Os 10 animais do Grupo I foram mortos no sétimo dia após a cirurgia, os cateteres retirados e as peças coletadas com excisão ao redor de cada tubo. Os tubos foram abertos na linha de sutura e colocados em placas de papelão com a superfície cruenta voltada para baixo, deixando os retalhos fixados em formato retangular, sem que houvesse a necessidade de alfinetes. Com um paquímetro de precisão, obteve-se a medida da distância dos bordos da sutura, no centro da peça, transversalmente ao leito, o que foi considerado como circunferência do tubo. Após a mensuração, as peças estendidas no papelão foram identificadas e colocadas em frascos separados com solução de formalina a 10%.
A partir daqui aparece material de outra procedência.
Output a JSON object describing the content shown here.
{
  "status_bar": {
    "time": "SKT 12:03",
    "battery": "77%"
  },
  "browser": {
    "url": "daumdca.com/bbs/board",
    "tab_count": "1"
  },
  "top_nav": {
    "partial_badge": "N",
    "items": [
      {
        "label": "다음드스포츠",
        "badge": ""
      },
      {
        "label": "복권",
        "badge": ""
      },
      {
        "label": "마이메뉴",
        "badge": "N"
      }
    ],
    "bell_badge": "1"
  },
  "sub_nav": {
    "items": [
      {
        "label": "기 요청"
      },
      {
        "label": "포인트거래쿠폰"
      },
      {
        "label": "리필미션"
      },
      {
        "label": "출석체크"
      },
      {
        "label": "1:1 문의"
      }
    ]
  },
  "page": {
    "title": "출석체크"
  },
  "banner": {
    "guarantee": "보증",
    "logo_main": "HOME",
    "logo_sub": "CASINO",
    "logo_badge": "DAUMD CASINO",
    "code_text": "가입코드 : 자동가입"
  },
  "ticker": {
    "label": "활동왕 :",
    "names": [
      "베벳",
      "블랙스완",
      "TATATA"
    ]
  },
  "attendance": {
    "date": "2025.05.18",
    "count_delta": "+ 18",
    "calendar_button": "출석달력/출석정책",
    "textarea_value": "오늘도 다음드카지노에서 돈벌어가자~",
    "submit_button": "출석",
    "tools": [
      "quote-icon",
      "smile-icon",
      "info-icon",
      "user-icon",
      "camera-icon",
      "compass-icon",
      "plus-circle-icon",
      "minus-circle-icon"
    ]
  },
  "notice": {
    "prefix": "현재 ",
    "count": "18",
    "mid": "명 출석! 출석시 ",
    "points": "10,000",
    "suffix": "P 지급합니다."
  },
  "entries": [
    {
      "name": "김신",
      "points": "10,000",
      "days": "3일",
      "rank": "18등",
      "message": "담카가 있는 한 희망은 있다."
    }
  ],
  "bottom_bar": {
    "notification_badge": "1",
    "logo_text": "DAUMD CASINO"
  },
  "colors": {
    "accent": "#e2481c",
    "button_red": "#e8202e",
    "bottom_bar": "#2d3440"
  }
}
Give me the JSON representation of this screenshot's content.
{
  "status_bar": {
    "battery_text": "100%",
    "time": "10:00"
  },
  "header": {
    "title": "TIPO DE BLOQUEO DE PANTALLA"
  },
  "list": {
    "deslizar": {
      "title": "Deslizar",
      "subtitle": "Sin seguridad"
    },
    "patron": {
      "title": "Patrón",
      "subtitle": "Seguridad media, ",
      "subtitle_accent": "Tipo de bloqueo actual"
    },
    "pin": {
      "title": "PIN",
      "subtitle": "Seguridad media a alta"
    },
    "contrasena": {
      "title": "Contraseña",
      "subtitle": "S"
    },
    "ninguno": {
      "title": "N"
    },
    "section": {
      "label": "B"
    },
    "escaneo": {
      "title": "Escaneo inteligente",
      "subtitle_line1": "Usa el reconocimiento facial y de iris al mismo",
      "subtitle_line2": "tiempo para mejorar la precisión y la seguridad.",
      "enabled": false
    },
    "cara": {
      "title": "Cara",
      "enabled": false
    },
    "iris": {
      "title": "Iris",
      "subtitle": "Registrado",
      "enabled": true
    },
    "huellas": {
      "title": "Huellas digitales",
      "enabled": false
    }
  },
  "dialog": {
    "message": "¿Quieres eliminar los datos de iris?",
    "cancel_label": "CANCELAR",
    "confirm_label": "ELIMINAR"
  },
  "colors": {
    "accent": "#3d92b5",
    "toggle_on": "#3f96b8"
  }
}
Os outros dez animais (Grupo II) foram anestesiados no sétimo dia após a cirurgia para a retirada dos cateteres. Os animais foram mantidos em gaiolas individuais e mortos no 21º dia após a cirurgia. Após a pesagem, foram coletadas as peças e preparadas da mesma forma como realizado no Grupo I.

Os cortes histológicos foram realizados na face seccionada para confecção das lâminas, preparados e corados com hematoxilina-eosina, picrosirius e tricrômico de Masson. Utilizou-se a coloração hematoxilina-eosina para a avaliação do processo inflamatório e da fibrose, enquanto o picrossirius e o tricrômico de Masson destinaram-se à avaliação da fibrose.

A análise histopatológica foi realizada por dois patologistas independentes, sem conhecimento da identificação das lâminas, que analisaram quanto à fibrose e ao processo inflamatório, com microscópio óptico (Olimpus CH30), e classificaram em sistema de cruzes, de zero a três, onde zero é tido como leve, uma e duas cruzes como moderado e três como acentuado.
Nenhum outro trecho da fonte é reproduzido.